Citing German Tennis Federation Vice President Dirk Hordoff, Sky Sports Germany reported Sunday that officials of All England Lawn Tennis Club, which hosts Wimbledon each June, have decided against the limited options available for safely staging the tournament in 2020, which included contesting it without spectators.

It would be the first time the grasscourt event has been cancelled since 1945 and the first time it has been cancelled for reasons other than war. Wimbledon wasn’t held in 1915-18 because of World War I; it was suspended again from 1940 to 1945 because of World War II.

Options other than cancelling Wimbledon have been considered, including postponement.

Serena Williams

Because Wimbledon is played on grass, which is costly and labour-intensive to maintain, the two-week tournament can’t be easily postponed. The window for competing on the All England Club’s grass doesn’t extend past late summer.

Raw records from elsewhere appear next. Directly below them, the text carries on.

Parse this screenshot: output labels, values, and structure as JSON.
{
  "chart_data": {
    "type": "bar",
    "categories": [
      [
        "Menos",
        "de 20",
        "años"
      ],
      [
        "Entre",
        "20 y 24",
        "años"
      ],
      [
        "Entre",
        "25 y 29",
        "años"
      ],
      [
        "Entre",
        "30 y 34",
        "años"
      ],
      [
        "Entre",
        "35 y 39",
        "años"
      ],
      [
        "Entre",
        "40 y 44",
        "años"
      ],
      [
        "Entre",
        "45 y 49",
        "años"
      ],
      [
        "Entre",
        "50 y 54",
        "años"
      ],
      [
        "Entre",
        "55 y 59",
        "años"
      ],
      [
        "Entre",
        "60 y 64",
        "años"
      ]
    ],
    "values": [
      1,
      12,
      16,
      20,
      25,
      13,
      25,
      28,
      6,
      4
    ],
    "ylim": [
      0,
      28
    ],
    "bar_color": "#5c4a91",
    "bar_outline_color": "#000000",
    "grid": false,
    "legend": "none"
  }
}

Even in the best of times, the global tennis schedule is complex and politically fraught, with events often overlapping. That’s largely because tennis is governed by entities that don’t always see eye to eye; among them: the International Tennis Federation; the ATP (men’s Tour); the Women’s Tennis Association; and the entities that run the four Grand Slams (Tennis Australia, the French Tennis Federation, the private All England Lawn Tennis Club and the USTA).

Tinkering with the timing of any major event, and particularly a Grand Slam, is disruptive at best and potentially catastrophic, akin to removing a foundational toy block from a child’s tower without it toppling.